RustyClaw supports various credential types with appropriate handling:

Type Storage Notes
ApiKey Encrypted string Bearer tokens, API keys
UsernamePassword Encrypted object Login credentials
SshKey Encrypted keypair Ed25519 keys, can be generated
Token Encrypted string OAuth tokens, bot tokens
HttpPasskey Encrypted object WebAuthn credentials
PaymentMethod Encrypted object Card details
SecureNote Encrypted text Recovery codes, PINs, etc.
FormAutofill Encrypted object Address, contact info

SSH Key Generation

RustyClaw can generate Ed25519 SSH keys directly:

rustyclaw secrets generate-ssh github_ssh

Both private and public keys are stored encrypted. Export the public key:

rustyclaw secrets export github_ssh --public

Rate Limiting & Lockout

To prevent brute force attacks:

  • Rate limit: 1 attempt per second after 3 failures
  • Lockout: 15-minute lockout after 10 consecutive failures
  • Backoff: Exponential backoff on repeated failures

Audit Logging

Access attempts are logged to ~/.rustyclaw/logs/security.log:

2024-01-15T10:30:45Z INFO secrets_access name=github_token policy=WithApproval approved=true
2024-01-15T10:31:02Z WARN secrets_access name=prod_password policy=WithAuth failed=invalid_totp
2024-01-15T10:45:00Z INFO sandbox_violation path=/etc/shadow command="cat /etc/shadow"

Known Limitations

Shell Expansion Bypass (Mitigated by Sandbox)

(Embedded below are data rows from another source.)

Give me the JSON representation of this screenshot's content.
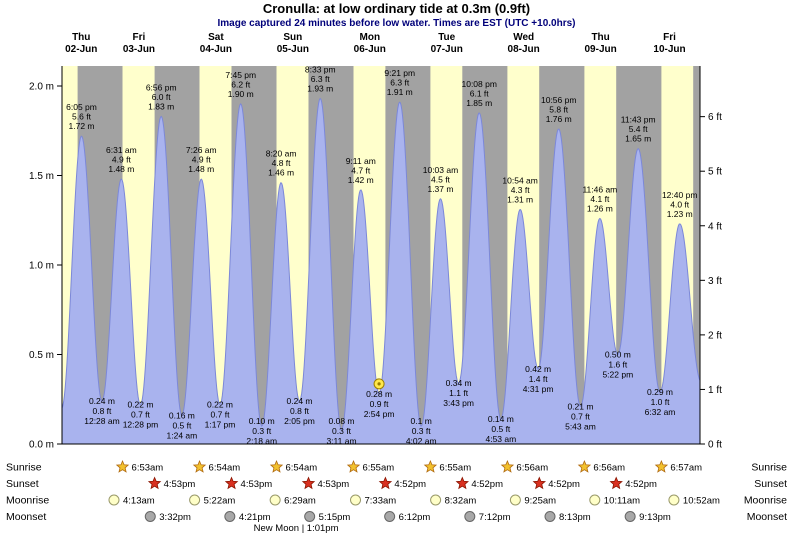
{
  "chart_data": {
    "type": "area",
    "title": "Cronulla: at low  ordinary tide at 0.3m (0.9ft)",
    "subtitle": "Image captured 24 minutes before low water. Times are EST (UTC +10.0hrs)",
    "days": [
      {
        "dow": "Thu",
        "date": "02-Jun"
      },
      {
        "dow": "Fri",
        "date": "03-Jun"
      },
      {
        "dow": "Sat",
        "date": "04-Jun"
      },
      {
        "dow": "Sun",
        "date": "05-Jun"
      },
      {
        "dow": "Mon",
        "date": "06-Jun"
      },
      {
        "dow": "Tue",
        "date": "07-Jun"
      },
      {
        "dow": "Wed",
        "date": "08-Jun"
      },
      {
        "dow": "Thu",
        "date": "09-Jun"
      },
      {
        "dow": "Fri",
        "date": "10-Jun"
      }
    ],
    "axis": {
      "y_left_ticks": [
        "0.0 m",
        "0.5 m",
        "1.0 m",
        "1.5 m",
        "2.0 m"
      ],
      "y_left_step_m": 0.5,
      "y_right_ticks": [
        "0 ft",
        "1 ft",
        "2 ft",
        "3 ft",
        "4 ft",
        "5 ft",
        "6 ft"
      ],
      "y_right_step_m": 0.3048
    },
    "time_range_h": [
      12,
      211
    ],
    "edge_anchors": [
      {
        "t_h": 11.9,
        "m": 0.2
      },
      {
        "t_h": 211.3,
        "m": 0.35
      }
    ],
    "tide_events": [
      {
        "day": 0,
        "time": "6:05 pm",
        "ft": "5.6 ft",
        "m": "1.72 m",
        "type": "high"
      },
      {
        "day": 1,
        "time": "12:28 am",
        "m": "0.24 m",
        "ft": "0.8 ft",
        "type": "low"
      },
      {
        "day": 1,
        "time": "6:31 am",
        "ft": "4.9 ft",
        "m": "1.48 m",
        "type": "high"
      },
      {
        "day": 1,
        "time": "12:28 pm",
        "m": "0.22 m",
        "ft": "0.7 ft",
        "type": "low"
      },
      {
        "day": 1,
        "time": "6:56 pm",
        "ft": "6.0 ft",
        "m": "1.83 m",
        "type": "high"
      },
      {
        "day": 2,
        "time": "1:24 am",
        "m": "0.16 m",
        "ft": "0.5 ft",
        "type": "low"
      },
      {
        "day": 2,
        "time": "7:26 am",
        "ft": "4.9 ft",
        "m": "1.48 m",
        "type": "high"
      },
      {
        "day": 2,
        "time": "1:17 pm",
        "m": "0.22 m",
        "ft": "0.7 ft",
        "type": "low"
      },
      {
        "day": 2,
        "time": "7:45 pm",
        "ft": "6.2 ft",
        "m": "1.90 m",
        "type": "high"
      },
      {
        "day": 3,
        "time": "2:18 am",
        "m": "0.10 m",
        "ft": "0.3 ft",
        "type": "low"
      },
      {
        "day": 3,
        "time": "8:20 am",
        "ft": "4.8 ft",
        "m": "1.46 m",
        "type": "high"
      },
      {
        "day": 3,
        "time": "2:05 pm",
        "m": "0.24 m",
        "ft": "0.8 ft",
        "type": "low"
      },
      {
        "day": 3,
        "time": "8:33 pm",
        "ft": "6.3 ft",
        "m": "1.93 m",
        "type": "high"
      },
      {
        "day": 4,
        "time": "3:11 am",
        "m": "0.08 m",
        "ft": "0.3 ft",
        "type": "low"
      },
      {
        "day": 4,
        "time": "9:11 am",
        "ft": "4.7 ft",
        "m": "1.42 m",
        "type": "high"
      },
      {
        "day": 4,
        "time": "2:54 pm",
        "m": "0.28 m",
        "ft": "0.9 ft",
        "type": "low",
        "marker": true
      },
      {
        "day": 4,
        "time": "9:21 pm",
        "ft": "6.3 ft",
        "m": "1.91 m",
        "type": "high"
      },
      {
        "day": 5,
        "time": "4:02 am",
        "m": "0.1 m",
        "ft": "0.3 ft",
        "type": "low"
      },
      {
        "day": 5,
        "time": "10:03 am",
        "ft": "4.5 ft",
        "m": "1.37 m",
        "type": "high"
      },
      {
        "day": 5,
        "time": "3:43 pm",
        "m": "0.34 m",
        "ft": "1.1 ft",
        "type": "low"
      },
      {
        "day": 5,
        "time": "10:08 pm",
        "ft": "6.1 ft",
        "m": "1.85 m",
        "type": "high"
      },
      {
        "day": 6,
        "time": "4:53 am",
        "m": "0.14 m",
        "ft": "0.5 ft",
        "type": "low"
      },
      {
        "day": 6,
        "time": "10:54 am",
        "ft": "4.3 ft",
        "m": "1.31 m",
        "type": "high"
      },
      {
        "day": 6,
        "time": "4:31 pm",
        "m": "0.42 m",
        "ft": "1.4 ft",
        "type": "low"
      },
      {
        "day": 6,
        "time": "10:56 pm",
        "ft": "5.8 ft",
        "m": "1.76 m",
        "type": "high"
      },
      {
        "day": 7,
        "time": "5:43 am",
        "m": "0.21 m",
        "ft": "0.7 ft",
        "type": "low"
      },
      {
        "day": 7,
        "time": "11:46 am",
        "ft": "4.1 ft",
        "m": "1.26 m",
        "type": "high"
      },
      {
        "day": 7,
        "time": "5:22 pm",
        "m": "0.50 m",
        "ft": "1.6 ft",
        "type": "low"
      },
      {
        "day": 7,
        "time": "11:43 pm",
        "ft": "5.4 ft",
        "m": "1.65 m",
        "type": "high"
      },
      {
        "day": 8,
        "time": "6:32 am",
        "m": "0.29 m",
        "ft": "1.0 ft",
        "type": "low"
      },
      {
        "day": 8,
        "time": "12:40 pm",
        "ft": "4.0 ft",
        "m": "1.23 m",
        "type": "high"
      }
    ],
    "sun_moon": [
      {
        "id": "sunrise",
        "label": "Sunrise",
        "icon": "star",
        "entries": [
          {
            "day": 1,
            "time": "6:53am"
          },
          {
            "day": 2,
            "time": "6:54am"
          },
          {
            "day": 3,
            "time": "6:54am"
          },
          {
            "day": 4,
            "time": "6:55am"
          },
          {
            "day": 5,
            "time": "6:55am"
          },
          {
            "day": 6,
            "time": "6:56am"
          },
          {
            "day": 7,
            "time": "6:56am"
          },
          {
            "day": 8,
            "time": "6:57am"
          }
        ]
      },
      {
        "id": "sunset",
        "label": "Sunset",
        "icon": "star",
        "entries": [
          {
            "day": 1,
            "time": "4:53pm"
          },
          {
            "day": 2,
            "time": "4:53pm"
          },
          {
            "day": 3,
            "time": "4:53pm"
          },
          {
            "day": 4,
            "time": "4:52pm"
          },
          {
            "day": 5,
            "time": "4:52pm"
          },
          {
            "day": 6,
            "time": "4:52pm"
          },
          {
            "day": 7,
            "time": "4:52pm"
          }
        ]
      },
      {
        "id": "moonrise",
        "label": "Moonrise",
        "icon": "circle",
        "entries": [
          {
            "day": 1,
            "time": "4:13am"
          },
          {
            "day": 2,
            "time": "5:22am"
          },
          {
            "day": 3,
            "time": "6:29am"
          },
          {
            "day": 4,
            "time": "7:33am"
          },
          {
            "day": 5,
            "time": "8:32am"
          },
          {
            "day": 6,
            "time": "9:25am"
          },
          {
            "day": 7,
            "time": "10:11am"
          },
          {
            "day": 8,
            "time": "10:52am"
          }
        ]
      },
      {
        "id": "moonset",
        "label": "Moonset",
        "icon": "circle",
        "entries": [
          {
            "day": 1,
            "time": "3:32pm"
          },
          {
            "day": 2,
            "time": "4:21pm"
          },
          {
            "day": 3,
            "time": "5:15pm"
          },
          {
            "day": 4,
            "time": "6:12pm"
          },
          {
            "day": 5,
            "time": "7:12pm"
          },
          {
            "day": 6,
            "time": "8:13pm"
          },
          {
            "day": 7,
            "time": "9:13pm"
          }
        ]
      }
    ],
    "new_moon": {
      "text": "New Moon | 1:01pm",
      "day": 3,
      "time": "1:01pm"
    },
    "colors": {
      "night_band": "#a2a2a2",
      "day_band": "#ffffcc",
      "tide_fill": "#a9b3ee",
      "tide_stroke": "#7c88d8",
      "date_red": "#d40000",
      "subtitle_navy": "#00007a",
      "sunrise_star": "#f2c12e",
      "sunrise_star_edge": "#b06a10",
      "sunset_star": "#d93020",
      "sunset_star_edge": "#8a1500",
      "moonrise_circle": "#ffffc8",
      "moonrise_edge": "#99996a",
      "moonset_circle": "#a8a8a8",
      "moonset_edge": "#666666",
      "marker_fill": "#ffe84a",
      "marker_edge": "#9a7d00"
    }
  }
}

Without sandbox isolation, an agent could theoretically bypass path checking via shell expansion:

# This would bypass string matching (but sandbox blocks it)
cat $(echo ~/.rustyclaw/cred*/vault.json)

Mitigation: Enable sandbox mode (bwrap, landlock, or macos). The credentials directory is not mounted in the sandbox namespace.

CLI API Key Exposure

API keys passed via command-line flags (e.g., --openrouter-api-key=sk-xxx) are visible to:

  • Other users via ps aux or /proc/*/cmdline
  • Shell history files
  • System logs that capture process spawns
  • Crash dumps and core files

Mitigation: Use environment variables instead of CLI flags:

# ✅ Safe — not visible in process list
OPENROUTER_API_KEY=sk-xxx rustyclaw onboard

# ✅ Safe — read from file
export OPENROUTER_API_KEY=$(cat ~/.secrets/openrouter.key)
rustyclaw onboard

# ❌ Avoid — visible in ps aux
rustyclaw onboard --openrouter-api-key=sk-xxx

The onboard wizard's interactive mode prompts for keys securely (no echo, not stored in history).

Memory Inspection (Low Risk)

A sufficiently sophisticated agent could theoretically inspect /proc/self/mem or similar. This requires:

  • Same UID as the RustyClaw process
  • Knowledge of memory layout
  • Ability to parse raw memory

Mitigation: Secrets are decrypted only when needed and not stored in the agent's context window.

Reporting Security Issues

Please report security vulnerabilities privately:

  1. Do not open a public GitHub issue
  2. Email: [email protected]
  3. Or use GitHub's private vulnerability reporting

We aim to respond within 48 hours and release patches promptly.

Comparison with OpenClaw

Feature RustyClaw OpenClaw
Built-in secrets vault ✅ Yes ❌ No (uses 1Password, etc.)
Built-in TOTP ✅ Yes ❌ No
Built-in sandbox ✅ Yes ❌ External only
Per-credential policies ✅ Yes ❌ No
Memory safety ✅ Rust ⚠️ Node.js
Path protection ✅ Yes ⚠️ Limited

Security is a process, not a product. If you find issues, please report them responsibly.